Esperança sobretudo para os curdos

Os mesmos questionamentos não surgem quando se conversa com iraquianos de etnia curda, como a engenheira civil Bamerni Kurdistan, de 38 anos, igualmente asilada em Lörrach. Ela não entende como alguém pode se opor à guerra. "Sempre estivemos sob opressão", diz ela, que teria tido uma irmã morta "por homens de Saddam". Para a engenheira, algo tinha de ser feito para pôr fim à ditadura.

Kurden aus Irak in Deutschland

Exilada na Alemanha, à espera da possibilidade de retornar a sua pátria, em paz

Vindos de Al Sulaymaniyah, no norte do Iraque, Aras Talib e sua esposa Ferray Nashmil, ambos de 40 anos, também não vêem a hora de o regime iraquiano sucumbir. Ambos sentiram na pele o terror. Ferray é sobrevivente de um ataque de gás em 1988 à cidade de Halabja. A maior parte de seus parentes morreu. Ex-diretor de uma emissora de rádio, Aras esteve preso por três anos. Há cinco, ele, a esposa e os dois filhos conseguiram deixar o país. "A realidade é pior do que o mostrado em qualquer reportagem", afirma Aras.
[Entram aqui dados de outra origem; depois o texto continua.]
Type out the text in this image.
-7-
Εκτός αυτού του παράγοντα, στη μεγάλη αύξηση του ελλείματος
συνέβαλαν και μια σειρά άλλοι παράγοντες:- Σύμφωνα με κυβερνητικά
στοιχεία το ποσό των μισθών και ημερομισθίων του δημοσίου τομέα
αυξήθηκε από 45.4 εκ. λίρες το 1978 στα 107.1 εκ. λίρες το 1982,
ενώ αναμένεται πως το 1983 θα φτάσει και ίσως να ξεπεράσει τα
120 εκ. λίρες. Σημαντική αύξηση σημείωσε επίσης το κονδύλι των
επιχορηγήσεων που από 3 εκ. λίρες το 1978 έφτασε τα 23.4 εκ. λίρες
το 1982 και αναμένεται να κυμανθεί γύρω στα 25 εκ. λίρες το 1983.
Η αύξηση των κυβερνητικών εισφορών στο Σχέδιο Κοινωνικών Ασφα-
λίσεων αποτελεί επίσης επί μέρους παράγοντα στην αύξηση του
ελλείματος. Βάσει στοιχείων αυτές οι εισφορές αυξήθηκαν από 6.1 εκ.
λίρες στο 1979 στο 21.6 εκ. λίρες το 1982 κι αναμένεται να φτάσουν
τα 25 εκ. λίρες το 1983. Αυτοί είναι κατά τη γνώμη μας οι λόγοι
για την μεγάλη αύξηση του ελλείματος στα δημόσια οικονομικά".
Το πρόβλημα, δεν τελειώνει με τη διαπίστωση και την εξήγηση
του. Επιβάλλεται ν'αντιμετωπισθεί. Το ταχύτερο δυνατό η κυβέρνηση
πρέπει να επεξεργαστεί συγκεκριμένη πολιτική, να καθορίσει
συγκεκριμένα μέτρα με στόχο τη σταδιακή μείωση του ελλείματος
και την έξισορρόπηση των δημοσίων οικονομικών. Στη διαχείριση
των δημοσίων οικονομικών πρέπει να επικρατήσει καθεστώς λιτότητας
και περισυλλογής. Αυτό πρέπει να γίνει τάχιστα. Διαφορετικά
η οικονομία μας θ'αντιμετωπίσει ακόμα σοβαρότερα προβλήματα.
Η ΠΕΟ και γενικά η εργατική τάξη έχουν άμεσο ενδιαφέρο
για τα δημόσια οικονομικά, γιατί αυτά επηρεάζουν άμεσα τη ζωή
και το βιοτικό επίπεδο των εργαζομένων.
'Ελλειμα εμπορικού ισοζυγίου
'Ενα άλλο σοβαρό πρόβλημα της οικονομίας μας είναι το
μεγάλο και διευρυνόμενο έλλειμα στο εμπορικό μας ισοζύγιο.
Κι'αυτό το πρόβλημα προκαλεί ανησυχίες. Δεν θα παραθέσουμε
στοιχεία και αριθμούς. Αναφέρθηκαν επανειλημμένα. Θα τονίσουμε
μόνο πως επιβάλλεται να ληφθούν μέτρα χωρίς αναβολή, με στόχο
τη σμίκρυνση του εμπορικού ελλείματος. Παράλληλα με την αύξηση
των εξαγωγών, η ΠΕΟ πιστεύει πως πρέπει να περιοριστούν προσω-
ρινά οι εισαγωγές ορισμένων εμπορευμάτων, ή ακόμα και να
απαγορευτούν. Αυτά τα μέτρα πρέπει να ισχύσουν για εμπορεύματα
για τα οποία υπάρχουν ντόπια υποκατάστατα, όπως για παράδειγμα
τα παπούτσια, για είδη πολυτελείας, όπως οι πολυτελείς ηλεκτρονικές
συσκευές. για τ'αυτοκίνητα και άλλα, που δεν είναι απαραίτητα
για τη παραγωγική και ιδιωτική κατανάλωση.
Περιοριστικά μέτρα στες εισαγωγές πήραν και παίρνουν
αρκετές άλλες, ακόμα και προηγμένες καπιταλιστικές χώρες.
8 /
Preocupação com envolvimento turco

Em Berlim, a família de Badhirkan Taha também comemora. "A guerra é bem-vinda. Toda a população iraquiana – não só os curdos e xiitas – aguarda sua libertação. Todos esperam por alguém que os liberte", diz o filho Aran, de 19 anos. Uma sombra, porém, paira sobre o sonho curdo de liberdade. "Todos veremos com bons olhos os americanos derrubarem o regime, mas ninguém quer o envolvimento da Turquia", observa Aran.

O sul do território turco possui população de maioria curda e, assim como Bagdá, o governo de Ancara reprime os movimentos de independência. Os curdos temem que se tropas turcas ocuparem o norte do Iraque, sua situação pode piorar. Afinal, desde a Guerra do Golfo de 1991, eles implantaram na região um governo autônomo, embora não reconhecido internacionalmente. "Não chega a ser uma democracia perfeita. Os clãs ainda são as autoridades, mas lá há liberdade de opinião e de imprensa", conta Aran. "É melhor do que a Turquia, o Irã, o Kuwait e o Egito", acrescenta o pai Badhirkan.

Drama da falta de notícias de parentes e do futuro

A guerra não traz apenas esperança para os exilados. Também preocupação. Mãe de Aran, Nasdar Taha vive com dores de cabeça e problemas na vista desde as primeiras bombas. A causa: tensão. Os contatos com familiares no norte do Iraque e em Bagdá são escassos. O drama é sentido também no abrigo de asilados em Lörrach. Salah e Hassan não têm mais notícias dos parentes e sofrem com isto. A engenheira curda Bamerni preocupa-se com o pai, já sem idade para fugir em busca de abrigo nas montanhas, e suas duas irmãs, que ficaram em Dohuk.

Enquanto quase todos sonham em retornar em breve a sua pátria, sem Saddam, o jovem Aran resiste. "Não podemos recomeçar de novo do zero. Como vou voltar a estudar a língua curda desde o início?", questiona. "Esta é sua vida!", responde a mãe. "Eu adoraria retornar se lá tivesse uma escola alemã, um ginásio alemão. Mas não posso recomeçar do zero. Não tenho mais saco para isto", rebela-se Aran, dando sinais de que seus elos de vida com a Alemanha talvez já sejam mais fortes do que com a terra natal.